On the flip side, during the recession accountancy firms and law practices fared relatively well. As the recession hit, corporate defaults soared and the associated litigation fed the legal services sector nicely and, to a certain extent, accountancy is a counter-cyclical industry anyway. Accountancy firms see a good deal of revenue come from bankruptcies and restructuring during the ‘hard’ times and don’t see much of an upside from their standard services during the ‘good’ times.

Coming out of recession, those accountancy firms have had to find alternative sources of revenue from value-add services such as corporate tax to mitigate the loss of “recession revenue”. Furthermore, as the supply market in this sector has become saturated and technology solutions have improved, pressure on margins has increased.

Technology is also having a major impact on the supply and demand side of the professional services sector, both with positive implications for provider firms. As the global economy becomes ever more technology-enabled and web-based, so increases the demand for cyber-security, social media and data security advisory services. Meanwhile, firms are seeing their cost-to-serve as technology directly reduced administrative costs by providing for much more effective document management.

Post-recession, the biggest winners in the professional services arena have been consultancies. Although the global economy is still fragile, much of that fragility stems from the public sector. Corporations are actually seeing bumper profits, while somewhat contradictorily, striving for efficiency gains to improve service at the same time as reducing operating expenses. This has led to an upsurge of consultancies that focus on projects that, in a short period, will enhance operating ratios and reduce business costs. Positive corporate cash positions have allowed them to make that investment.

Five key trends in Professional Services 

  • Growth in niche providers: This trend is pretty common across the category. Examples include national law firms in the US losing share to regional and state-specific firms, accountancy firms looking to expand their portfolio of offerings by providing niche services such as forensic accounting and consultancies becoming highly specialized in specific industry practices like HR or Procurement. 
  • Red tape boosts consultancy: As industry-specific regulatory requirements continue to grow – think Basel III, Dodd-Frank and Sarbanes-Oxley – so do cross-industry pressure such as in the area of social and environmental responsibility.
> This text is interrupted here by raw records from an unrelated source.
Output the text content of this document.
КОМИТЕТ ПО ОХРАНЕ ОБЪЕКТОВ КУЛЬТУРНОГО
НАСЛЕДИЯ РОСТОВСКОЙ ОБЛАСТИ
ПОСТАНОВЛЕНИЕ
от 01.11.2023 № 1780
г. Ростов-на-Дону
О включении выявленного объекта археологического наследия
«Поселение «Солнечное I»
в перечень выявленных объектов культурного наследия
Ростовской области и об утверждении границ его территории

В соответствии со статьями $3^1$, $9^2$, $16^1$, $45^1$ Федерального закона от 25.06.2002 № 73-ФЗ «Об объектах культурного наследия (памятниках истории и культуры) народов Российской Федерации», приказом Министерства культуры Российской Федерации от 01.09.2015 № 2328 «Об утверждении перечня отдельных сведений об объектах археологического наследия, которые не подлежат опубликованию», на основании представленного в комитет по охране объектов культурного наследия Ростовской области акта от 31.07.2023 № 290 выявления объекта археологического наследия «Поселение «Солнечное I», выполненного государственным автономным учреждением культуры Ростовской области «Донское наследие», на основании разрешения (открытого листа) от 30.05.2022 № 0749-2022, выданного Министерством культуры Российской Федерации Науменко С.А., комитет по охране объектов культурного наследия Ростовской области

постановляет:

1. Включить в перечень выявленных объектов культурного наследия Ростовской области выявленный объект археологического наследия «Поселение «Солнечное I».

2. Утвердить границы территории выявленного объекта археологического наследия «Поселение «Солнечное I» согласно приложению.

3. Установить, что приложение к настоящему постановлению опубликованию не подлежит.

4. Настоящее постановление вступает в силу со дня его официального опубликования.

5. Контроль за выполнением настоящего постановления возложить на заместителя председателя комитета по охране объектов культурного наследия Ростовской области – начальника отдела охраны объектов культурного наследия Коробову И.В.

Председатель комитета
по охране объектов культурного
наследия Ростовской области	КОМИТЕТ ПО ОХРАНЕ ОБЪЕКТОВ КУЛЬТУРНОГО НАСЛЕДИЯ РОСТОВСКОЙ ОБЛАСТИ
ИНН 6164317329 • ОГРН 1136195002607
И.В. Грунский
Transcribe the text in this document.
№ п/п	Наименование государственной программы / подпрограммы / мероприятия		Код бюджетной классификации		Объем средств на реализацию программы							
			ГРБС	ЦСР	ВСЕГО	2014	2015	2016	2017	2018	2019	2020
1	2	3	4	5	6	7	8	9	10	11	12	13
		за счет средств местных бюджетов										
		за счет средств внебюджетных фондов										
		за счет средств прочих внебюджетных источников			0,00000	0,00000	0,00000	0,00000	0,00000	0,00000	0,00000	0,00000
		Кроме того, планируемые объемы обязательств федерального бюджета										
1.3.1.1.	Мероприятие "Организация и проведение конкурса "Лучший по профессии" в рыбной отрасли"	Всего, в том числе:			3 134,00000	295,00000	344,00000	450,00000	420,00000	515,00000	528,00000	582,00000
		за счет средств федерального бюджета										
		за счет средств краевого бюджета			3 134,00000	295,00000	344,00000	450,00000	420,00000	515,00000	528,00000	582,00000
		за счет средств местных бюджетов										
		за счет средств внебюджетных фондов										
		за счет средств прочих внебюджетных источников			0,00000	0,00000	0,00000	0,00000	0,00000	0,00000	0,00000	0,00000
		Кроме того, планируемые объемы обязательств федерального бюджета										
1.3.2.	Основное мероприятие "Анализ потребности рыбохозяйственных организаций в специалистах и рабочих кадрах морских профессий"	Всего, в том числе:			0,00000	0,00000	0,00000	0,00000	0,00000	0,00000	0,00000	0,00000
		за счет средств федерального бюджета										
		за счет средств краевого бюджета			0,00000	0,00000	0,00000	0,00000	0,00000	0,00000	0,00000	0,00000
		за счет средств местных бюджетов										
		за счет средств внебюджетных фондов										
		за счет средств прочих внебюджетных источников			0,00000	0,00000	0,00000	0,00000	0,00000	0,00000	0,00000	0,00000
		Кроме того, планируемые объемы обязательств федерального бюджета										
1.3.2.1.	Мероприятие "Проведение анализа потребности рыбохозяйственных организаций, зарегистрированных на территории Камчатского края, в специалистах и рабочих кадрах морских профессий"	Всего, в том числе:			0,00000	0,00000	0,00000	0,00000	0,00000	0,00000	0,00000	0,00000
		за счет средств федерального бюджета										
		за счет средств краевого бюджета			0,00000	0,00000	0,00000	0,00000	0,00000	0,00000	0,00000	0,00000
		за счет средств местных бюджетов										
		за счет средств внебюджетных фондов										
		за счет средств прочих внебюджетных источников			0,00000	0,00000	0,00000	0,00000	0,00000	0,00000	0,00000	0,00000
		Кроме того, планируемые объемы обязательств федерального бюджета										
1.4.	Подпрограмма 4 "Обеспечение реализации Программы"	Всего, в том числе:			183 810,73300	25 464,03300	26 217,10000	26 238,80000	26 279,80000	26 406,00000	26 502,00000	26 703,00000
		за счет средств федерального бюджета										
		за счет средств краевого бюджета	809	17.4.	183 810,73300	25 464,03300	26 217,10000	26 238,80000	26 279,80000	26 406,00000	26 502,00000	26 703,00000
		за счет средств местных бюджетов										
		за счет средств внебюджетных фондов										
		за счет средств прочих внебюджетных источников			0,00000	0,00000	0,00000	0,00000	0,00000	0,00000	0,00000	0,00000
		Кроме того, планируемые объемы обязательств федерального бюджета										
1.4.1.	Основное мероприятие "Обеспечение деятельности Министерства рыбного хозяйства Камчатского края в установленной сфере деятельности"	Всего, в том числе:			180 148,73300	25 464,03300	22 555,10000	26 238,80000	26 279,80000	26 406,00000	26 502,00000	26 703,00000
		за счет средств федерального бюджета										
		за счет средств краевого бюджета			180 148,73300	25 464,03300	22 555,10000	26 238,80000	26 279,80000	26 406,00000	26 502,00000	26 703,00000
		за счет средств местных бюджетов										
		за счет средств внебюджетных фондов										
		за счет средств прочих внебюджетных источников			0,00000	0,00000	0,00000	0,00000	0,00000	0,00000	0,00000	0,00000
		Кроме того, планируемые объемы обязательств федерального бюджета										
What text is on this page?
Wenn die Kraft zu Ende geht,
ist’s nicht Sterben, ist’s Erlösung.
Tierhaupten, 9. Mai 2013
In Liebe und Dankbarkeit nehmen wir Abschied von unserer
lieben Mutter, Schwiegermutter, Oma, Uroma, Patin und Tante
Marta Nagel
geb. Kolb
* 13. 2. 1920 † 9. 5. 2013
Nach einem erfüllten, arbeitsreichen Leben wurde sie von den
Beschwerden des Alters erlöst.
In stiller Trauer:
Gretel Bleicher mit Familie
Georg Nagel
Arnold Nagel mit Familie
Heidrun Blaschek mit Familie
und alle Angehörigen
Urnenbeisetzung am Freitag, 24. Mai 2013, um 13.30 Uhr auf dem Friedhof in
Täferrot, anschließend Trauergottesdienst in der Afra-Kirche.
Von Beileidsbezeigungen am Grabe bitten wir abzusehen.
Both increase the demand for specialist consultancies that can offer expert advice to guide corporations through the maze of red tape. 
  • B2B and B2C merging in legal: B2B clients are demanding more performance-based commercial models from law firms, emulating a trend that has swept the B2C legal market in the last ten years.
  • Consultancy as a shared service: Especially in the very large corporations, there is a trend toward internalizing the provision of consultancy services by creating a central shared service that will provide services back to the business.
  • Project management competition: Project management is only a relatively small portion of overall engineering services spend but it is a high margin area and one in which firms are concentrating on increasing their market share to mitigate a loss in their traditional revenue streams.

Services within the Facilities Management (FM) area can be broadly viewed in three groups:

  • Facilities support services (janitorial, security, vending, catering, laundry, etc.)
  • Property management (rent, insurance, asset management, renovations, relocation, etc.)
  • Building repair and maintenance (energy, mechanical, HVAC, lighting / electrical repair, etc.)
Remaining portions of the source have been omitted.